This article seems to be nothing more than “the publisher of this singluar project failed to seek final approval from one of the subjects it features”. Is this really a case for a woeful, industry-wide conspiracy about exploitation of strippers, or just incompetence from the publisher? 1000s of biographies get produced where key, consuenting, subjects are not paid. How is this even shocking? And why are there no quotes from the aforementioned publisher to provide some balance? One feels this is just a writer with an axe to grind…

Adam Bartlett
Adam Bartlett
4 months ago

In fairness, Kat included quotes from WYtWM in last months article which she linked to above. I read this not as axe grinding, just her being made aware of an important perspective she’d missed when writing her earlier article concerning WYtWM, which was quite positive, and wanting to correct that.

Martin Bollis
Martin Bollis
4 months ago

Or maybe, a stripper who’s seen her Onlyfans income soar after book exposure, spins a new angle to exploit a journalist with a following, as part of her ongoing profile build?

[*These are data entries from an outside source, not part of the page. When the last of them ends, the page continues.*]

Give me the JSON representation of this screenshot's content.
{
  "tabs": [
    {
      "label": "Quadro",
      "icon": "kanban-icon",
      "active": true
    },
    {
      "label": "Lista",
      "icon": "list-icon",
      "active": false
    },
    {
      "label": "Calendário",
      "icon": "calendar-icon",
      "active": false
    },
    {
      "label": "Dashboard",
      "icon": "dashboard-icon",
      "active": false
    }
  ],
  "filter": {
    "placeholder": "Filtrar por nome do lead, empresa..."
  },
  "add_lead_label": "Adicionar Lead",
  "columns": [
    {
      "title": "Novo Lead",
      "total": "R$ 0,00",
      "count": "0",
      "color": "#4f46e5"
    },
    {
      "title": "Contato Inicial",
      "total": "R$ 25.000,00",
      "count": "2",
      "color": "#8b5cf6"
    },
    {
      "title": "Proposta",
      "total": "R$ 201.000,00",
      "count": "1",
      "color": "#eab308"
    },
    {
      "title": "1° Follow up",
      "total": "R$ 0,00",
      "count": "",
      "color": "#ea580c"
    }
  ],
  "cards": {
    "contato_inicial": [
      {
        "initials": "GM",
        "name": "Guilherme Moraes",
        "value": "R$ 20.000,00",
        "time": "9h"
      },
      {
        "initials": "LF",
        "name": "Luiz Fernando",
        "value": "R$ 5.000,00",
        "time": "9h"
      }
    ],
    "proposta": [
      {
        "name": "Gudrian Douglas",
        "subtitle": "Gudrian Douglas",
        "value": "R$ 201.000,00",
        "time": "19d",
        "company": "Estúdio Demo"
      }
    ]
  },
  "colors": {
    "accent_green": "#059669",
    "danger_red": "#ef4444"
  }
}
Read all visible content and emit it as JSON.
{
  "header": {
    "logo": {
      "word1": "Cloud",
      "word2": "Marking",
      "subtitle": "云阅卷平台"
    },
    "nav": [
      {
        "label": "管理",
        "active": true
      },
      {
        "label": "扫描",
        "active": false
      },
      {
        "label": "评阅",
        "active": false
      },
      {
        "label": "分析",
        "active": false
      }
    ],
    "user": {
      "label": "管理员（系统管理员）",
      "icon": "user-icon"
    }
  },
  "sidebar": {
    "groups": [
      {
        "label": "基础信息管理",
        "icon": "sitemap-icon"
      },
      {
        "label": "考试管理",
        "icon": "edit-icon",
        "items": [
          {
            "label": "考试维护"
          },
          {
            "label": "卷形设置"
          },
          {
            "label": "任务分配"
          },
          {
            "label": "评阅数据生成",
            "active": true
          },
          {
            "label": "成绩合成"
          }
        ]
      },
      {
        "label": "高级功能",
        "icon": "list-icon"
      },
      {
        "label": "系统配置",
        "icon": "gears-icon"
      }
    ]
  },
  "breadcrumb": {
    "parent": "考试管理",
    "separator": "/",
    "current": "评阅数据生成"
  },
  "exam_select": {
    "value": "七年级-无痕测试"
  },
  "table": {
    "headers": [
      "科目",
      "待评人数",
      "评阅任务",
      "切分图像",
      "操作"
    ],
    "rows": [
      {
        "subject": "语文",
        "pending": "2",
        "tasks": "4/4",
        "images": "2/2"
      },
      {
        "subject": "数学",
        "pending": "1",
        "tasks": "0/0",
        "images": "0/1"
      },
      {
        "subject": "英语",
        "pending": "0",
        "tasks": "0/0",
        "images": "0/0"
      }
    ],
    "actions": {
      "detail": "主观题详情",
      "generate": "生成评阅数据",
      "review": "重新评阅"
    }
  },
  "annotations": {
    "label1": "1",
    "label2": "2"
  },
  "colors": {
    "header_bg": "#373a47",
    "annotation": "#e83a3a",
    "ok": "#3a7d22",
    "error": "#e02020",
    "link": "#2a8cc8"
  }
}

Of course, said journalist also enhances her profile as a non sex positive feminist, by exploiting a new angle on a stripper story.

Really who knows? Both professions (opinion piece journalism and stripping) seem to come from the same moral strata.

Last edited 4 months ago by Martin Bollis
Alan B
Alan B
4 months ago
Reply to  Martin Bollis

To what moral stratum does the commenter belong? (Asking for a friend.)

Martin Bollis
Martin Bollis
4 months ago
Reply to  Alan B

It’s a good point. My experience is that looking up at a stripper is the most fun. Obviously, one can only look down at a journalist.

It seems I’m in a jam … stratum.

bex x
bex x
4 months ago
Reply to  Martin Bollis

I don’t use onlyfans or have a profile. Happy to fade back into obscurity. Interesting theory though .

Last edited 4 months ago by bex x
Martin Bollis
Martin Bollis
4 months ago
Reply to  bex x

A reminder that these articles are about real people.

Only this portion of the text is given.